Figure 2.

Changes in H3K9ac and H3K9me3 at Bivalently Marked Promoters

(A) Biological processes of genes with bivalent promoters were determined by gene ontology analysis. Pertinent biological process and associated binomial p values are listed.

(B) A consensus logo plot for NEUROG1 binding site containing an E-box (CANNTG).

(C) ChIP-seq peaks for POLR2A, H3K4me3, and H3K27me27 for Cdk2. Arrowheads indicate the approximate location of primers used for ChIP-qPCR. The number indicates the relative base-pair distance from the TSS.

(D) Enrichment of H3K9ac (active) or H3K9me3 (repressive) marks at the Cdk2 promoter region by ChIP-qPCR in proliferating iMOP (n = 3) and iMOP-derived neurons (n = 3). Background levels were determined by performing ChIP-qPCR with non-specific rabbit IgG control antibody.

(E) ChIP-seq peaks for POLR2A, H3K4me3, and H3K27me27 at NeuroD1. Arrowheads indicate the approximate location of primers relative to the TSS used for ChIP-qPCR.

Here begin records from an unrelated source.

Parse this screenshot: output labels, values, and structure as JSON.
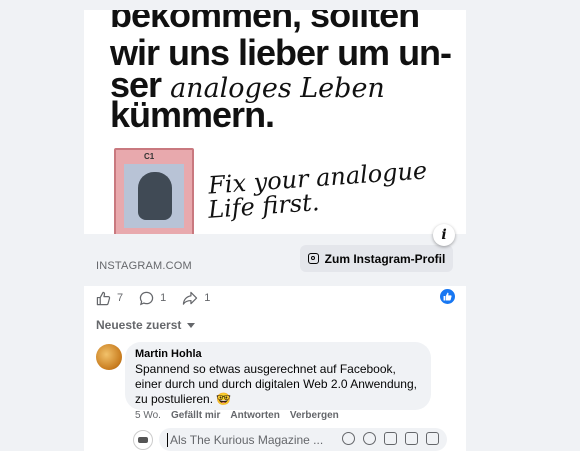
{
  "post": {
    "hero": {
      "line1": "bekommen, sollten",
      "line2": "wir uns lieber um un-",
      "line3_bold": "ser",
      "line3_script": "analoges Leben",
      "line4": "kümmern.",
      "script_line1": "Fix your analogue",
      "script_line2": "Life first.",
      "card_caption": "gorilla",
      "card_tag": "C1"
    },
    "link": {
      "domain": "INSTAGRAM.COM",
      "button_label": "Zum Instagram-Profil"
    },
    "reactions": {
      "likes": "7",
      "comments": "1",
      "shares": "1"
    }
  },
  "comments": {
    "sort_label": "Neueste zuerst",
    "items": [
      {
        "author": "Martin Hohla",
        "text": "Spannend so etwas ausgerechnet auf Facebook, einer durch und durch digitalen Web 2.0 Anwendung, zu postulieren. 🤓",
        "time": "5 Wo.",
        "like_action": "Gefällt mir",
        "reply_action": "Antworten",
        "hide_action": "Verbergen"
      }
    ],
    "reply_placeholder": "Als The Kurious Magazine ..."
  },
  "icons": {
    "like": "thumbs-up-icon",
    "comment": "comment-bubble-icon",
    "share": "share-arrow-icon",
    "info": "info-icon",
    "instagram": "instagram-icon"
  },
  "colors": {
    "accent": "#1877f2",
    "background": "#f0f2f5",
    "muted_text": "#65676b"
  }
}
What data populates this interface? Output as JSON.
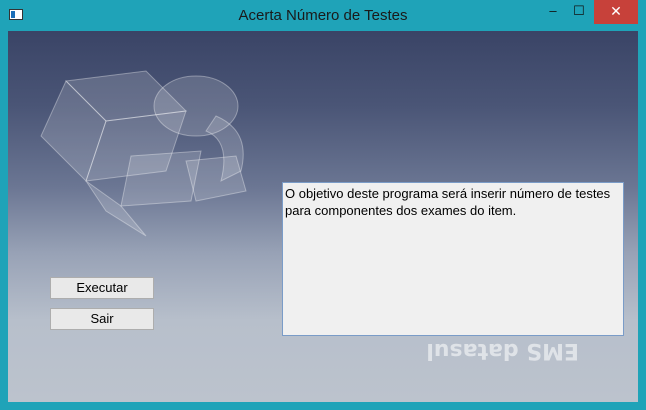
{
  "window": {
    "title": "Acerta Número de Testes",
    "controls": {
      "minimize": "–",
      "maximize": "☐",
      "close": "✕"
    }
  },
  "buttons": {
    "execute": "Executar",
    "exit": "Sair"
  },
  "description": {
    "text": "O objetivo deste programa será inserir número de testes\npara componentes dos exames do item."
  },
  "logo": {
    "icon": "ems-logo-icon"
  },
  "watermark": {
    "text": "EMS Datasul",
    "icon": "ems-reflection-icon"
  },
  "colors": {
    "frame": "#1fa3b8",
    "close": "#c7413a",
    "memo_border": "#7a9cc8"
  }
}
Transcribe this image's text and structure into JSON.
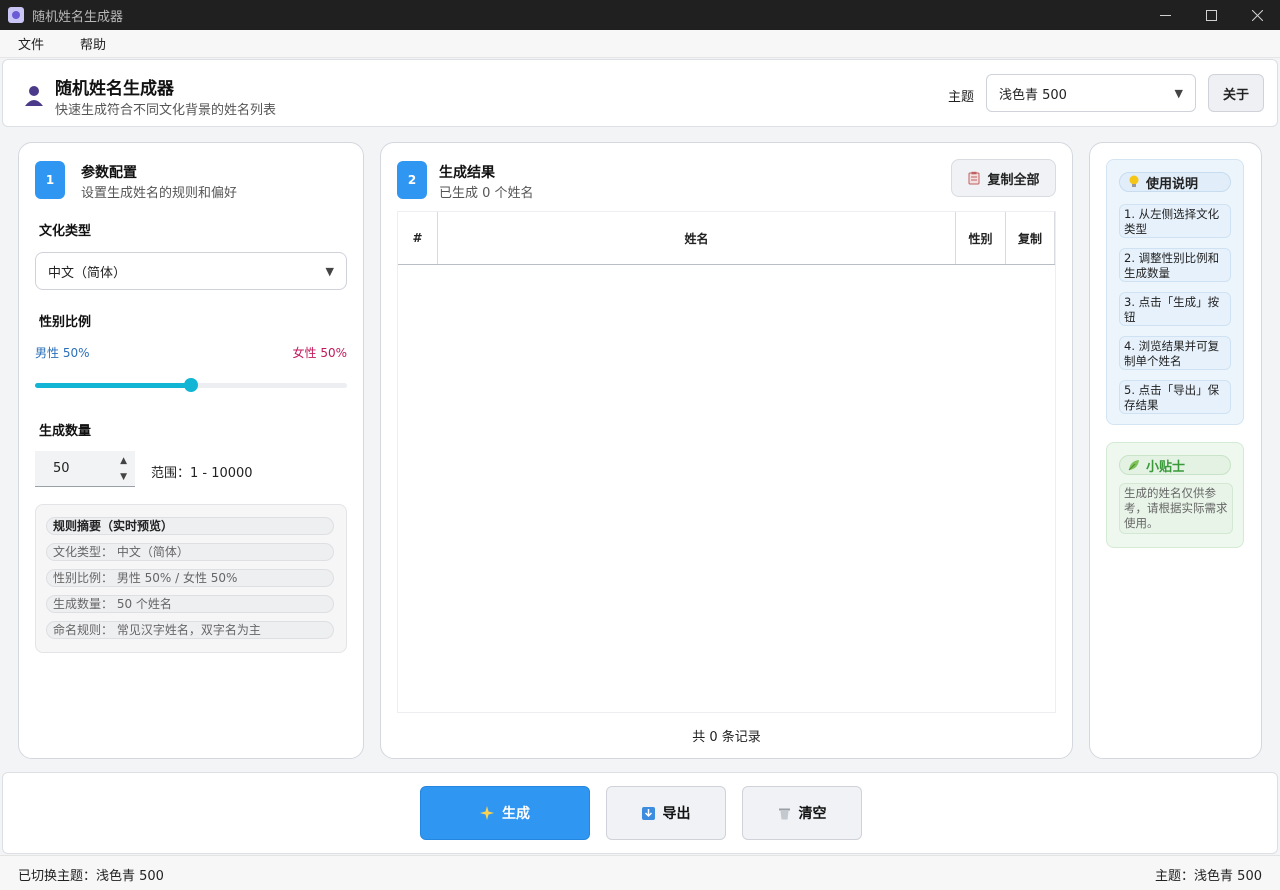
{
  "window": {
    "title": "随机姓名生成器"
  },
  "menu": [
    "文件",
    "帮助"
  ],
  "header": {
    "title": "随机姓名生成器",
    "subtitle": "快速生成符合不同文化背景的姓名列表",
    "theme_label": "主题",
    "theme_value": "浅色青 500",
    "about_label": "关于"
  },
  "config": {
    "step": "1",
    "title": "参数配置",
    "subtitle": "设置生成姓名的规则和偏好",
    "culture_label": "文化类型",
    "culture_value": "中文（简体）",
    "gender_label": "性别比例",
    "male_text": "男性 50%",
    "female_text": "女性 50%",
    "male_ratio": 0.5,
    "count_label": "生成数量",
    "count_value": "50",
    "range_text": "范围：1 - 10000",
    "summary_title": "规则摘要（实时预览）",
    "summary_rows": [
      "文化类型：  中文（简体）",
      "性别比例：  男性 50% / 女性 50%",
      "生成数量：  50 个姓名",
      "命名规则：  常见汉字姓名，双字名为主"
    ]
  },
  "results": {
    "step": "2",
    "title": "生成结果",
    "subtitle": "已生成 0 个姓名",
    "copy_all_label": "复制全部",
    "columns": [
      "#",
      "姓名",
      "性别",
      "复制"
    ],
    "footer": "共 0 条记录"
  },
  "help": {
    "title": "使用说明",
    "steps": [
      "1. 从左侧选择文化类型",
      "2. 调整性别比例和生成数量",
      "3. 点击「生成」按钮",
      "4. 浏览结果并可复制单个姓名",
      "5. 点击「导出」保存结果"
    ],
    "tip_title": "小贴士",
    "tip_text": "生成的姓名仅供参考，请根据实际需求使用。"
  },
  "actions": {
    "generate": "生成",
    "export": "导出",
    "clear": "清空"
  },
  "status": {
    "left": "已切换主题：浅色青 500",
    "right": "主题：浅色青 500"
  },
  "colors": {
    "accent": "#2f97f2",
    "slider": "#12b6d4",
    "male": "#2a6fb8",
    "female": "#c2185b"
  }
}
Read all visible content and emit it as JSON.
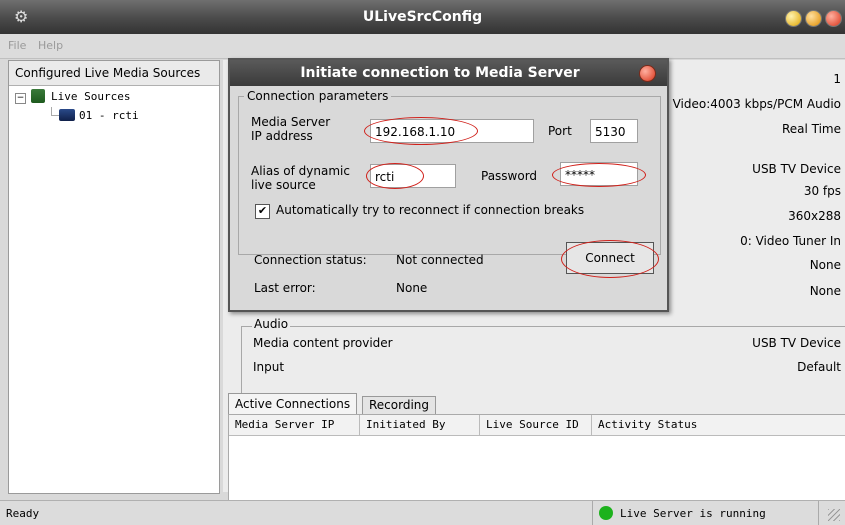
{
  "window": {
    "title": "ULiveSrcConfig"
  },
  "menu": [
    {
      "label": "File"
    },
    {
      "label": "Help"
    }
  ],
  "left_panel": {
    "header": "Configured Live Media Sources",
    "tree": {
      "root": "Live Sources",
      "child": "01 - rcti"
    }
  },
  "right_panel": {
    "values": [
      "1",
      "Video:4003 kbps/PCM Audio",
      "Real Time",
      "USB TV Device",
      "30 fps",
      "360x288",
      "0: Video Tuner In",
      "None",
      "None"
    ],
    "audio": {
      "title": "Audio",
      "rows": [
        {
          "label": "Media content provider",
          "value": "USB TV Device"
        },
        {
          "label": "Input",
          "value": "Default"
        }
      ]
    }
  },
  "tabs": [
    "Active Connections",
    "Recording"
  ],
  "table": {
    "columns": [
      "Media Server IP",
      "Initiated By",
      "Live Source ID",
      "Activity Status"
    ],
    "rows": []
  },
  "status_bar": {
    "left": "Ready",
    "right": "Live Server is running",
    "indicator_color": "#1db21d"
  },
  "dialog": {
    "title": "Initiate connection to Media Server",
    "group_title": "Connection parameters",
    "ip_label_1": "Media Server",
    "ip_label_2": "IP address",
    "ip_value": "192.168.1.10",
    "port_label": "Port",
    "port_value": "5130",
    "alias_label_1": "Alias of dynamic",
    "alias_label_2": "live source",
    "alias_value": "rcti",
    "password_label": "Password",
    "password_value": "*****",
    "auto_reconnect_label": "Automatically try to reconnect if connection breaks",
    "auto_reconnect_checked": true,
    "status_label": "Connection status:",
    "status_value": "Not connected",
    "error_label": "Last error:",
    "error_value": "None",
    "connect_label": "Connect",
    "highlight_color": "#d0201a"
  }
}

(F) ChIP-qPCR of H3K9ac and H3K9me3 at the NeuroD1 promoter in proliferating progenitor (n = 3) and iMOP-derived neurons (n = 3).

(G) ChIP-seq peaks for POLR2A, H3K4me3, and H3K27me27 at Pou5f1.

(H) ChIP-qPCR of H3K9ac and H3K9me3 at the Pou5f1 promoter in proliferating progenitors (n = 3) and iMOP-derived neurons (n = 3).

Error bars denote ±SEM. ^∗∗p < 0.01, ^∗∗∗p < 0.001.